Anche questo provvedimento restituisce la cifra di un governo che vuole gonfiare il proprio ego a scapito della verità fattuale. E di misure serie. Dovute. Efficaci. Annunciare è più facile che fare. E infatti l’altra mattina, nel corso di una riunione con banche e industriali, l’assessore Armao – sempre al riparo, nonostante tutto, dalle voci di rimpasto – ha dato segno di un’inspiegabile apertura: “La Regione, raschiando il barile, potrà mettere in campo altri 2,5 miliardi, ma non oltre. Del resto, non si può pensare di risolvere tutto col fondo perduto elevando il debito pubblico all’infinito o facendo indebitare ancora imprese e famiglie”. Mentre spetta al Recovery Fund – dove la Regione vuole inserire a tutti i costi la progettazione del Ponte sullo Stretto e di un aeroporto intercontinentale – “riequilibrare le diseguaglianze territoriali”. Qui ci sono in palio venti miliardi, secondo fonti di palazzo d’Orleans e di palazzo Chigi. Altri soldi avvolti nel mistero.

L’illusionismo, ormai acclarato, di questo esecutivo, riguarda infine il disegno di legge che la giunta ha approvato ieri sera per la riapertura di ristoranti e teatri (già rispedito al mittente dal Ministro Francesco Boccia). Siamo a un palmo di naso dalla dichiarazione di un nuovo lockdown, e questa legge deve ancora arrivare al presidente dell’Assemblea, che dovrà calendarizzarla, aprire i termini per gli emendamenti e poi passare al voto dell’aula (dove la proposta avrebbe i numeri per l’approvazione, dato che i renziani si sono dichiarati a favore). Se ne parlerebbe non prima della prossima settimana. Quando la curva si sarà ulteriormente accentuata, le terapie intensive affollate, e Roma, magari, avrà deciso di calare la mannaia sugli ultimi sprazzi di libertà. Sarebbe più facile un’ordinanza.

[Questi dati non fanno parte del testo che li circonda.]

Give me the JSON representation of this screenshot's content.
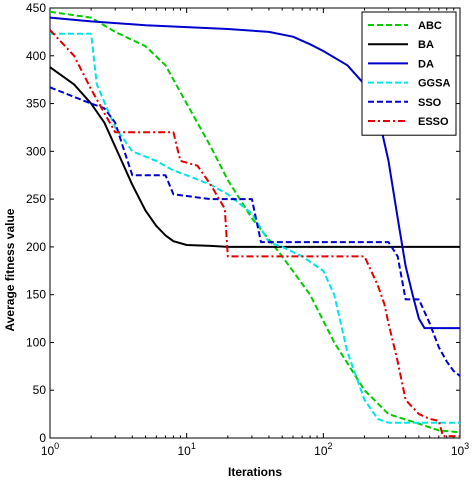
{
  "chart_data": {
    "type": "line",
    "title": "",
    "xlabel": "Iterations",
    "ylabel": "Average fitness value",
    "xscale": "log",
    "xlim": [
      1,
      1000
    ],
    "ylim": [
      0,
      450
    ],
    "grid": false,
    "legend_position": "top-right",
    "x_ticks": [
      {
        "value": 1,
        "base": "10",
        "exp": "0"
      },
      {
        "value": 10,
        "base": "10",
        "exp": "1"
      },
      {
        "value": 100,
        "base": "10",
        "exp": "2"
      },
      {
        "value": 1000,
        "base": "10",
        "exp": "3"
      }
    ],
    "y_ticks": [
      "0",
      "50",
      "100",
      "150",
      "200",
      "250",
      "300",
      "350",
      "400",
      "450"
    ],
    "series": [
      {
        "name": "ABC",
        "color": "#00cc00",
        "dash": "dashed",
        "points": [
          [
            1,
            446
          ],
          [
            2,
            440
          ],
          [
            3,
            425
          ],
          [
            5,
            410
          ],
          [
            7,
            390
          ],
          [
            10,
            350
          ],
          [
            15,
            305
          ],
          [
            20,
            270
          ],
          [
            30,
            230
          ],
          [
            50,
            190
          ],
          [
            80,
            150
          ],
          [
            120,
            100
          ],
          [
            200,
            50
          ],
          [
            300,
            25
          ],
          [
            500,
            15
          ],
          [
            700,
            8
          ],
          [
            1000,
            6
          ]
        ]
      },
      {
        "name": "BA",
        "color": "#000000",
        "dash": "solid",
        "points": [
          [
            1,
            388
          ],
          [
            1.5,
            370
          ],
          [
            2,
            350
          ],
          [
            2.5,
            330
          ],
          [
            3,
            305
          ],
          [
            4,
            265
          ],
          [
            5,
            238
          ],
          [
            6,
            222
          ],
          [
            7,
            212
          ],
          [
            8,
            206
          ],
          [
            10,
            202
          ],
          [
            15,
            201
          ],
          [
            20,
            200
          ],
          [
            50,
            200
          ],
          [
            100,
            200
          ],
          [
            300,
            200
          ],
          [
            1000,
            200
          ]
        ]
      },
      {
        "name": "DA",
        "color": "#0000cc",
        "dash": "solid",
        "points": [
          [
            1,
            440
          ],
          [
            2,
            436
          ],
          [
            5,
            432
          ],
          [
            10,
            430
          ],
          [
            20,
            428
          ],
          [
            40,
            425
          ],
          [
            60,
            420
          ],
          [
            80,
            412
          ],
          [
            100,
            405
          ],
          [
            150,
            390
          ],
          [
            200,
            370
          ],
          [
            250,
            340
          ],
          [
            300,
            290
          ],
          [
            350,
            230
          ],
          [
            400,
            180
          ],
          [
            450,
            150
          ],
          [
            500,
            125
          ],
          [
            550,
            115
          ],
          [
            700,
            115
          ],
          [
            1000,
            115
          ]
        ]
      },
      {
        "name": "GGSA",
        "color": "#00e5e5",
        "dash": "dashed",
        "points": [
          [
            1,
            423
          ],
          [
            1.5,
            423
          ],
          [
            2,
            423
          ],
          [
            2.2,
            370
          ],
          [
            3,
            325
          ],
          [
            4,
            300
          ],
          [
            6,
            290
          ],
          [
            8,
            280
          ],
          [
            10,
            275
          ],
          [
            15,
            265
          ],
          [
            20,
            255
          ],
          [
            30,
            235
          ],
          [
            40,
            205
          ],
          [
            50,
            200
          ],
          [
            70,
            190
          ],
          [
            100,
            175
          ],
          [
            120,
            150
          ],
          [
            150,
            90
          ],
          [
            200,
            40
          ],
          [
            250,
            20
          ],
          [
            300,
            16
          ],
          [
            1000,
            16
          ]
        ]
      },
      {
        "name": "SSO",
        "color": "#0000cc",
        "dash": "dashed",
        "points": [
          [
            1,
            367
          ],
          [
            1.5,
            357
          ],
          [
            2,
            350
          ],
          [
            2.5,
            345
          ],
          [
            3,
            330
          ],
          [
            3.5,
            300
          ],
          [
            4,
            275
          ],
          [
            5,
            275
          ],
          [
            7,
            275
          ],
          [
            8,
            255
          ],
          [
            15,
            250
          ],
          [
            20,
            250
          ],
          [
            30,
            250
          ],
          [
            35,
            205
          ],
          [
            50,
            205
          ],
          [
            100,
            205
          ],
          [
            300,
            205
          ],
          [
            350,
            190
          ],
          [
            400,
            145
          ],
          [
            500,
            145
          ],
          [
            600,
            120
          ],
          [
            700,
            95
          ],
          [
            800,
            80
          ],
          [
            900,
            70
          ],
          [
            1000,
            65
          ]
        ]
      },
      {
        "name": "ESSO",
        "color": "#e00000",
        "dash": "dashdot",
        "points": [
          [
            1,
            427
          ],
          [
            1.5,
            400
          ],
          [
            2,
            365
          ],
          [
            2.5,
            340
          ],
          [
            3,
            320
          ],
          [
            5,
            320
          ],
          [
            8,
            320
          ],
          [
            9,
            290
          ],
          [
            12,
            285
          ],
          [
            15,
            265
          ],
          [
            19,
            240
          ],
          [
            20,
            190
          ],
          [
            30,
            190
          ],
          [
            50,
            190
          ],
          [
            100,
            190
          ],
          [
            200,
            190
          ],
          [
            250,
            160
          ],
          [
            280,
            140
          ],
          [
            300,
            120
          ],
          [
            350,
            80
          ],
          [
            400,
            40
          ],
          [
            500,
            25
          ],
          [
            600,
            20
          ],
          [
            700,
            18
          ],
          [
            750,
            2
          ],
          [
            1000,
            2
          ]
        ]
      }
    ]
  }
}
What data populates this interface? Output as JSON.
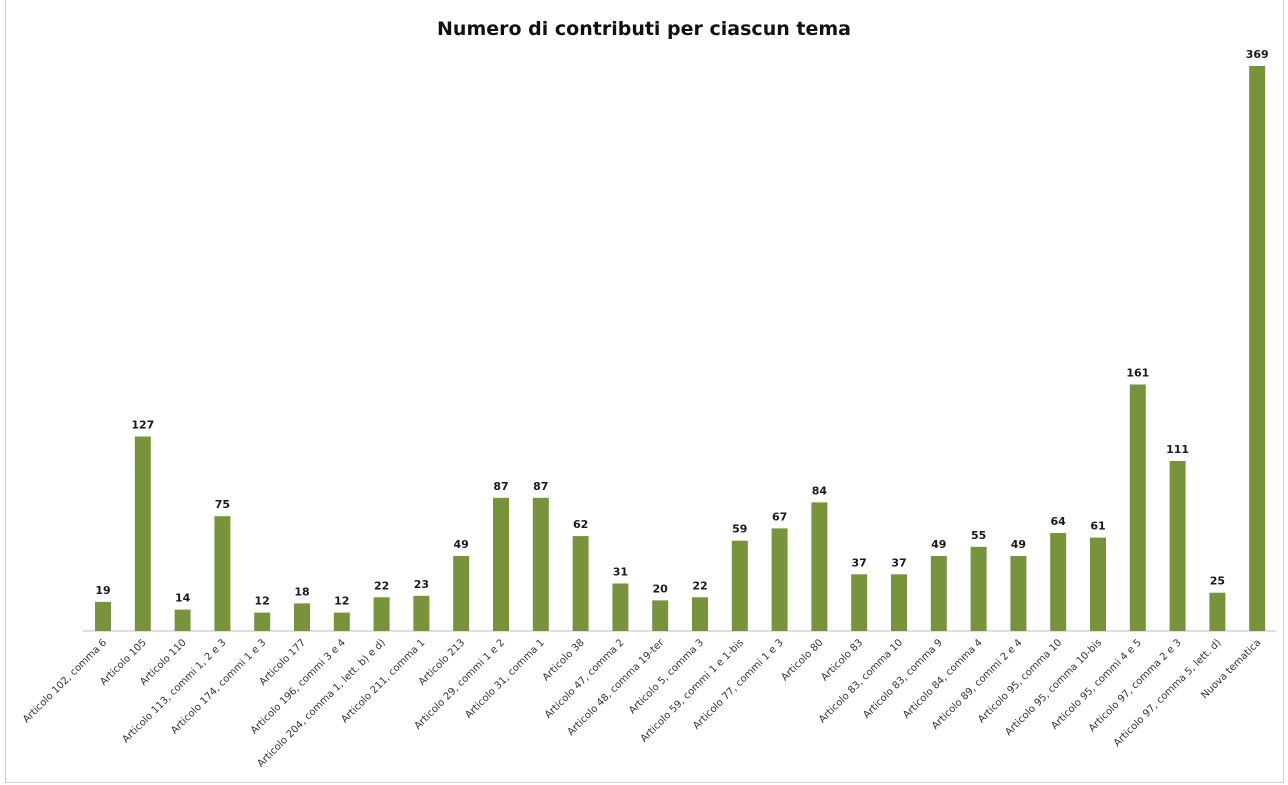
{
  "chart_data": {
    "type": "bar",
    "title": "Numero di contributi per ciascun tema",
    "categories": [
      "Articolo 102, comma 6",
      "Articolo 105",
      "Articolo 110",
      "Articolo 113, commi 1, 2 e 3",
      "Articolo 174, commi 1 e 3",
      "Articolo 177",
      "Articolo 196, commi 3 e 4",
      "Articolo 204, comma 1, lett. b) e d)",
      "Articolo 211, comma 1",
      "Articolo 213",
      "Articolo 29, commi 1 e 2",
      "Articolo 31, comma 1",
      "Articolo 38",
      "Articolo 47, comma 2",
      "Articolo 48, comma 19-ter",
      "Articolo 5, comma 3",
      "Articolo 59, commi 1 e 1-bis",
      "Articolo 77, commi 1 e 3",
      "Articolo 80",
      "Articolo 83",
      "Articolo 83, comma 10",
      "Articolo 83, comma 9",
      "Articolo 84, comma 4",
      "Articolo 89, commi 2 e 4",
      "Articolo 95, comma 10",
      "Articolo 95, comma 10-bis",
      "Articolo 95, commi 4 e 5",
      "Articolo 97, comma 2 e 3",
      "Articolo 97, comma 5, lett. d)",
      "Nuova tematica"
    ],
    "values": [
      19,
      127,
      14,
      75,
      12,
      18,
      12,
      22,
      23,
      49,
      87,
      87,
      62,
      31,
      20,
      22,
      59,
      67,
      84,
      37,
      37,
      49,
      55,
      49,
      64,
      61,
      161,
      111,
      25,
      369
    ],
    "xlabel": "",
    "ylabel": "",
    "ylim": [
      0,
      369
    ],
    "grid": false,
    "legend": "none",
    "colors": {
      "bar": "#77933c"
    }
  }
}
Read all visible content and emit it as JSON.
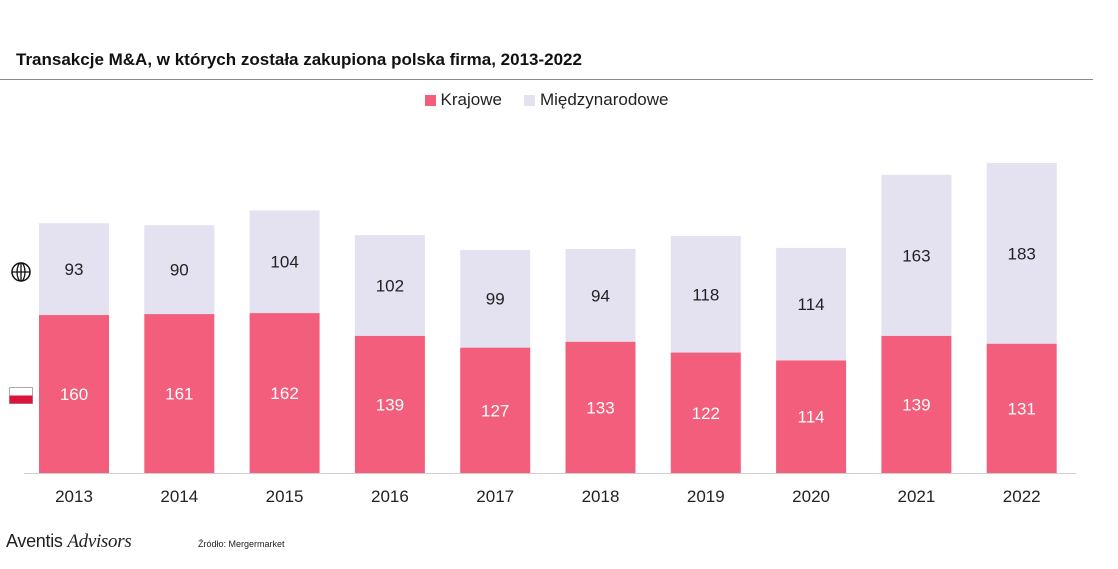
{
  "title": "Transakcje M&A, w których została zakupiona polska firma, 2013-2022",
  "brand": {
    "name_part1": "Aventis",
    "name_part2": "Advisors"
  },
  "source": "Źródło: Mergermarket",
  "icons": {
    "international": "globe-icon",
    "domestic": "poland-flag-icon"
  },
  "colors": {
    "domestic": "#f25e7b",
    "international": "#e4e2f0",
    "flag_red": "#dc143c"
  },
  "chart_data": {
    "type": "bar",
    "stacked": true,
    "title": "Transakcje M&A, w których została zakupiona polska firma, 2013-2022",
    "categories": [
      "2013",
      "2014",
      "2015",
      "2016",
      "2017",
      "2018",
      "2019",
      "2020",
      "2021",
      "2022"
    ],
    "series": [
      {
        "name": "Krajowe",
        "color": "#f25e7b",
        "values": [
          160,
          161,
          162,
          139,
          127,
          133,
          122,
          114,
          139,
          131
        ]
      },
      {
        "name": "Międzynarodowe",
        "color": "#e4e2f0",
        "values": [
          93,
          90,
          104,
          102,
          99,
          94,
          118,
          114,
          163,
          183
        ]
      }
    ],
    "ylim": [
      0,
      314
    ],
    "grid": false,
    "legend": "top-center"
  }
}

Ma tutto potrebbe rivelarsi inutile. Come la pretesa, da parte di Musumeci, di ergersi a difensore del popolo e delle imprese siciliane. O a statista, addirittura. Una definizione che ha avuto la forza e il coraggio di respingere pubblicamente: “Nessuno pensa di essere statista – ha detto in aula, di fronte agli attacchi martellanti delle opposizioni –, le aquile sono volate da un pezzo e sono rimasti i pidocchi. Non ci sono statisti in giro – ha proseguito il governatore – io vedo soltanto piante grasse e bonsai. Neanch’io sono una quercia, mi accontenterei di essere un arbusto. Ma i siciliani sanno di potersi fidare di questo governo, perché abbiamo superato una prova difficilissima nella prima fase”. Su quest’ultima affermazione servirebbe, quanto meno, un fact-checking. O forse no: le ultime rilevazioni sul gradimento dei governatori, sfornato alla fine della prima ondata del Coronavirus, aveva dato segnali di crescita anche per il presidente della Regione siciliana. Almeno un obiettivo è stato raggiunto.